It’s an odd thing to share an island and a nationality with certain groups who exhibit a superficially friendly appearance that feebly disguises an undercurrent of dislike. The origins are often centuries old but have been embellished and enshrined in the regional psyche by romantics who perpetuate selected injustices or injury that, in their eyes, are neither forgivable nor forgettable.
The independence referendum brings to a head a boil that has been festering for years and is one that now needs lancing – but it is not without its dangers. Sadly, whatever the Scots decide on 18th September it will be a poorer nation. If one side’s hopes are raised, only to be dashed, or the other side’s fears are ignored, there will be a palpable resentment whose effects will endure for years hence and have divisive consequences.

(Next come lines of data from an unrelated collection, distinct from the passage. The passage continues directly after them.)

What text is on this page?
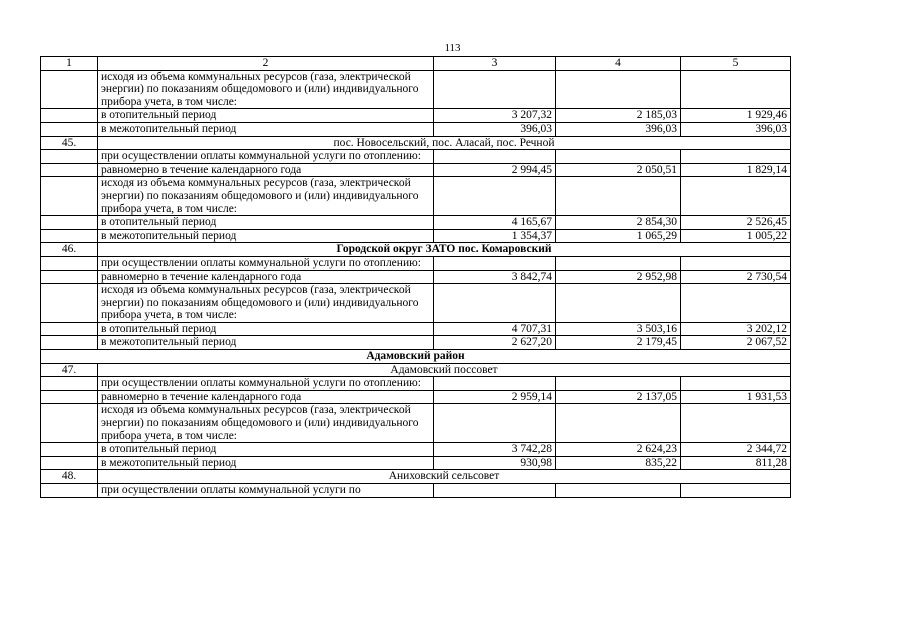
113
1	2	3	4	5
	исходя из объема коммунальных ресурсов (газа, электрической энергии) по показаниям общедомового и (или) индивидуального прибора учета, в том числе:			
	в отопительный период	3 207,32	2 185,03	1 929,46
	в межотопительный период	396,03	396,03	396,03
45.	пос. Новосельский, пос. Аласай, пос. Речной			
	при осуществлении оплаты коммунальной услуги по отоплению:			
	равномерно в течение календарного года	2 994,45	2 050,51	1 829,14
	исходя из объема коммунальных ресурсов (газа, электрической энергии) по показаниям общедомового и (или) индивидуального прибора учета, в том числе:			
	в отопительный период	4 165,67	2 854,30	2 526,45
	в межотопительный период	1 354,37	1 065,29	1 005,22
46.	Городской округ ЗАТО пос. Комаровский			
	при осуществлении оплаты коммунальной услуги по отоплению:			
	равномерно в течение календарного года	3 842,74	2 952,98	2 730,54
	исходя из объема коммунальных ресурсов (газа, электрической энергии) по показаниям общедомового и (или) индивидуального прибора учета, в том числе:			
	в отопительный период	4 707,31	3 503,16	3 202,12
	в межотопительный период	2 627,20	2 179,45	2 067,52
Адамовский район				
47.	Адамовский поссовет			
	при осуществлении оплаты коммунальной услуги по отоплению:			
	равномерно в течение календарного года	2 959,14	2 137,05	1 931,53
	исходя из объема коммунальных ресурсов (газа, электрической энергии) по показаниям общедомового и (или) индивидуального прибора учета, в том числе:			
	в отопительный период	3 742,28	2 624,23	2 344,72
	в межотопительный период	930,98	835,22	811,28
48.	Аниховский сельсовет			
	при осуществлении оплаты коммунальной услуги по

The Darien project was an attempt by the then Kingdom of Scotland to become a world-wide trading nation by establishing a colony, called Caledonia, on the Isthmus of Darien (modern day Panama). The first expedition arrived in 1698 and letters sent home created a false impression of well-being. But poor planning and provision, weak leadership, epidemics, food shortages and disease assailed it from the outset. The second and last expedition, in 1699, fared no better. The colony was besieged by the area’s dominant power, Spain, and finally abandoned in 1700. Darien had been backed by about 20-25% of all the money circulating in Scotland, much of it the wealth of nobles, landowners, town councils and tradesmen, most of whom were ruined. Its failure came as a shock and, nearly bankrupt, Scotland’s only practical course was to turn to England for salvation.

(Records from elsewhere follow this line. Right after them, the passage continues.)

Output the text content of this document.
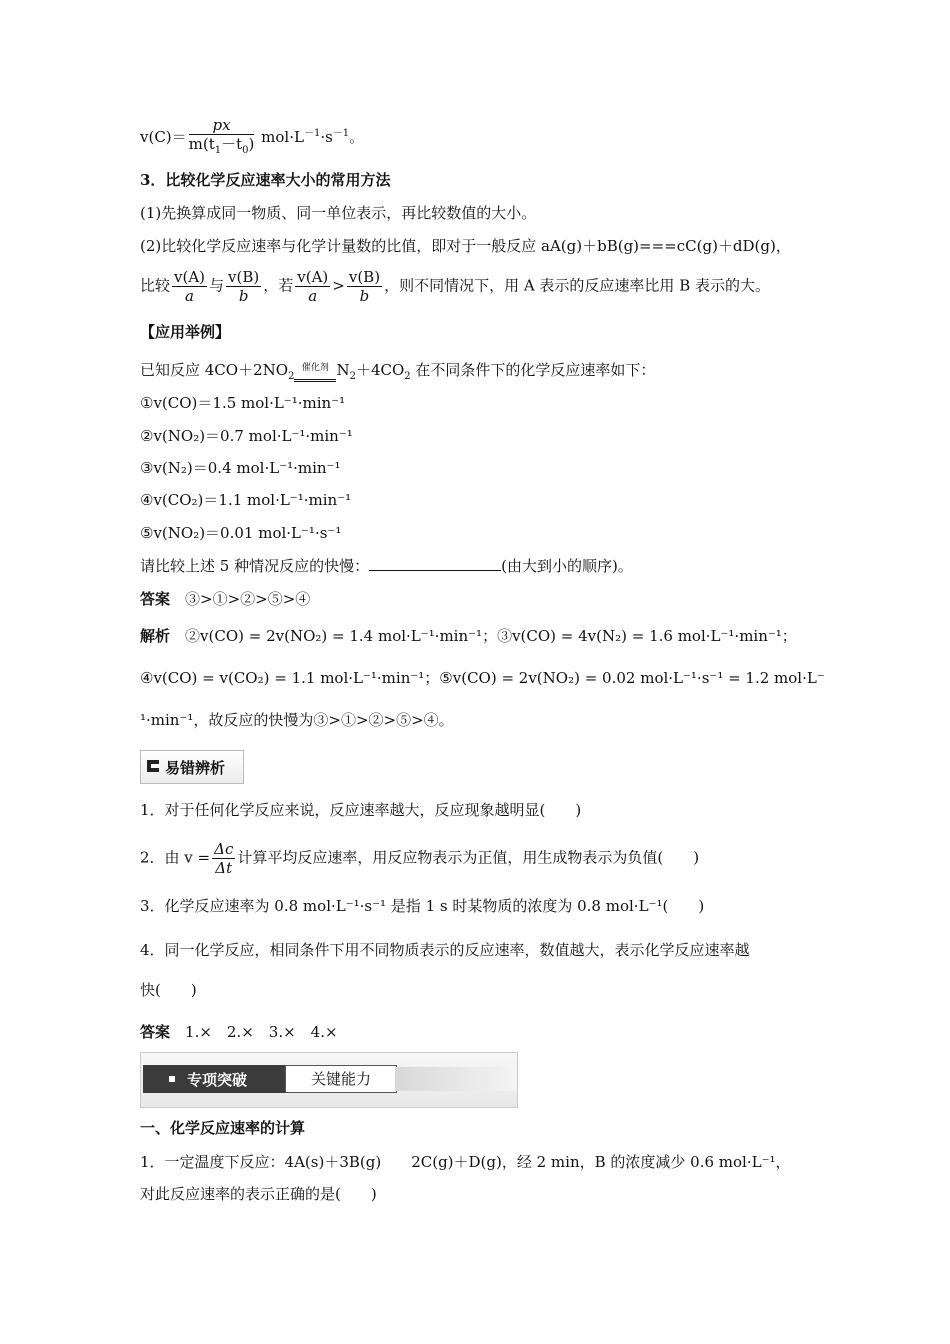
$v(C)= \frac{px}{m(t_1-t_0)} mol\cdot L^{-1}\cdot s^{-1}$。
3．比较化学反应速率大小的常用方法
(1)先换算成同一物质、同一单位表示，再比较数值的大小。
(2)比较化学反应速率与化学计量数的比值，即对于一般反应 aA(g)＋bB(g)===cC(g)＋dD(g)，
比较 $\frac{v(A)}{a}$ 与 $\frac{v(B)}{b}$ ，若 $\frac{v(A)}{a} > \frac{v(B)}{b}$ ，则不同情况下，用 A 表示的反应速率比用 B 表示的大。
【应用举例】
已知反应 $4CO+2NO_2$
催化剂 $N_2+4CO_2$ 在不同条件下的化学反应速率如下：
①v(CO)＝1.5 mol·L⁻¹·min⁻¹
②v(NO₂)＝0.7 mol·L⁻¹·min⁻¹
③v(N₂)＝0.4 mol·L⁻¹·min⁻¹
④v(CO₂)＝1.1 mol·L⁻¹·min⁻¹
⑤v(NO₂)＝0.01 mol·L⁻¹·s⁻¹
请比较上述 5 种情况反应的快慢：	(由大到小的顺序)。
答案　 ③>①>②>⑤>④
解析　 ②v(CO) = 2v(NO₂) = 1.4 mol·L⁻¹·min⁻¹；③v(CO) = 4v(N₂) = 1.6 mol·L⁻¹·min⁻¹；
④v(CO) = v(CO₂) = 1.1 mol·L⁻¹·min⁻¹；⑤v(CO) = 2v(NO₂) = 0.02 mol·L⁻¹·s⁻¹ = 1.2 mol·L⁻
¹·min⁻¹，故反应的快慢为③>①>②>⑤>④。
易错辨析
1．对于任何化学反应来说，反应速率越大，反应现象越明显(　　)
2．由 $v = \frac{\Delta c}{\Delta t}$ 计算平均反应速率，用反应物表示为正值，用生成物表示为负值(　　)
3．化学反应速率为 0.8 mol·L⁻¹·s⁻¹ 是指 1 s 时某物质的浓度为 0.8 mol·L⁻¹(　　)
4．同一化学反应，相同条件下用不同物质表示的反应速率，数值越大，表示化学反应速率越
快(　　)
答案　 1.×　2.×　3.×　4.×
专项突破	关键能力
一、化学反应速率的计算
1．一定温度下反应：4A(s)＋3B(g)　　2C(g)＋D(g)，经 2 min，B 的浓度减少 0.6 mol·L⁻¹，
对此反应速率的表示正确的是(　　)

The Union of 1707 was seen as a humiliation for Scotland in that it had to admit its dreams of empire were over. However, it could not have known that, in concert with The Auld Enemy, undreamt of opportunities were yet to be realized – and it would take full advantage.

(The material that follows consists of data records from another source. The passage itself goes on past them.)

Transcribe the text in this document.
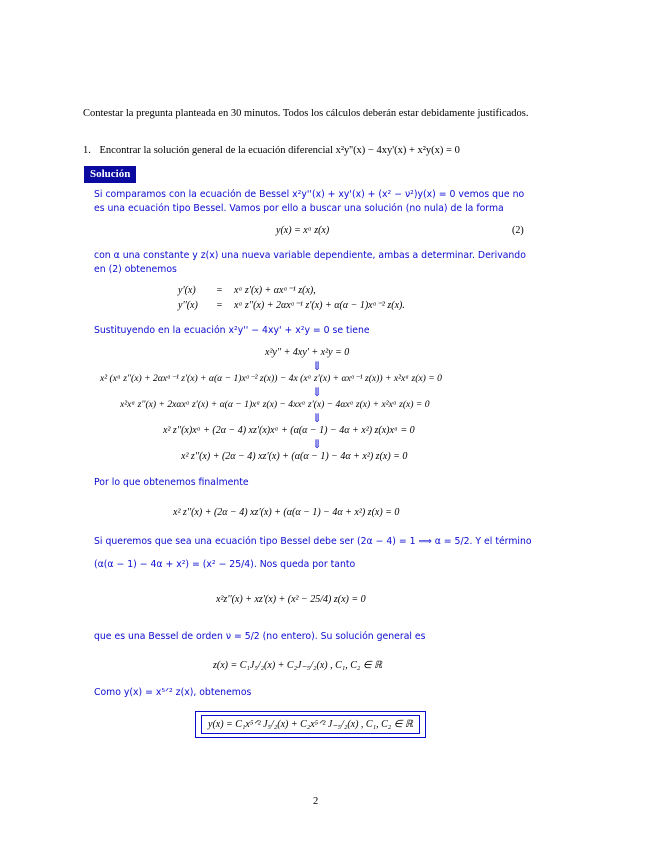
Contestar la pregunta planteada en 30 minutos. Todos los cálculos deberán estar debidamente justificados.
1. Encontrar la solución general de la ecuación diferencial x²y''(x) − 4xy'(x) + x²y(x) = 0
Solución
Si comparamos con la ecuación de Bessel x²y''(x) + xy'(x) + (x² − ν²)y(x) = 0 vemos que no es una ecuación tipo Bessel. Vamos por ello a buscar una solución (no nula) de la forma
y(x) = xᵅ z(x)	(2)
con α una constante y z(x) una nueva variable dependiente, ambas a determinar. Derivando en (2) obtenemos
y'(x) = xᵅ z'(x) + αxᵅ⁻¹ z(x),
y''(x) = xᵅ z''(x) + 2αxᵅ⁻¹ z'(x) + α(α − 1)xᵅ⁻² z(x).
Sustituyendo en la ecuación x²y'' − 4xy' + x²y = 0 se tiene
x²y'' + 4xy' + x²y = 0
⇓
x² (xᵅ z''(x) + 2αxᵅ⁻¹ z'(x) + α(α − 1)xᵅ⁻² z(x)) − 4x (xᵅ z'(x) + αxᵅ⁻¹ z(x)) + x²xᵅ z(x) = 0
⇓
x²xᵅ z''(x) + 2xαxᵅ z'(x) + α(α − 1)xᵅ z(x) − 4xxᵅ z'(x) − 4αxᵅ z(x) + x²xᵅ z(x) = 0
⇓
x² z''(x)xᵅ + (2α − 4) xz'(x)xᵅ + (α(α − 1) − 4α + x²) z(x)xᵅ = 0
⇓
x² z''(x) + (2α − 4) xz'(x) + (α(α − 1) − 4α + x²) z(x) = 0
Por lo que obtenemos finalmente
x² z''(x) + (2α − 4) xz'(x) + (α(α − 1) − 4α + x²) z(x) = 0
Si queremos que sea una ecuación tipo Bessel debe ser (2α − 4) = 1 ⟹ α = 5/2. Y el término
(α(α − 1) − 4α + x²) = (x² − 25/4). Nos queda por tanto
x²z''(x) + xz'(x) + (x² − 25/4) z(x) = 0
que es una Bessel de orden ν = 5/2 (no entero). Su solución general es
z(x) = C₁J₅/₂(x) + C₂J₋₅/₂(x) , C₁, C₂ ∈ ℝ
Como y(x) = x⁵ᐟ² z(x), obtenemos
y(x) = C₁x⁵ᐟ² J₅/₂(x) + C₂x⁵ᐟ² J₋₅/₂(x) , C₁, C₂ ∈ ℝ
2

History is littered with articulate messiahs who believe they can lead their people to some imaginary utopia. The difference today is the educated, informed and connected population who could decide that, like their forefathers, hard headed realism counts more than a misty-eyed view of a promised but highly speculative future. Guaranteed this time is that the promoters of Darien 2 will have ensured they are not among the losers if the Scots say ‘Yes’ and it subsequently goes the way of the original.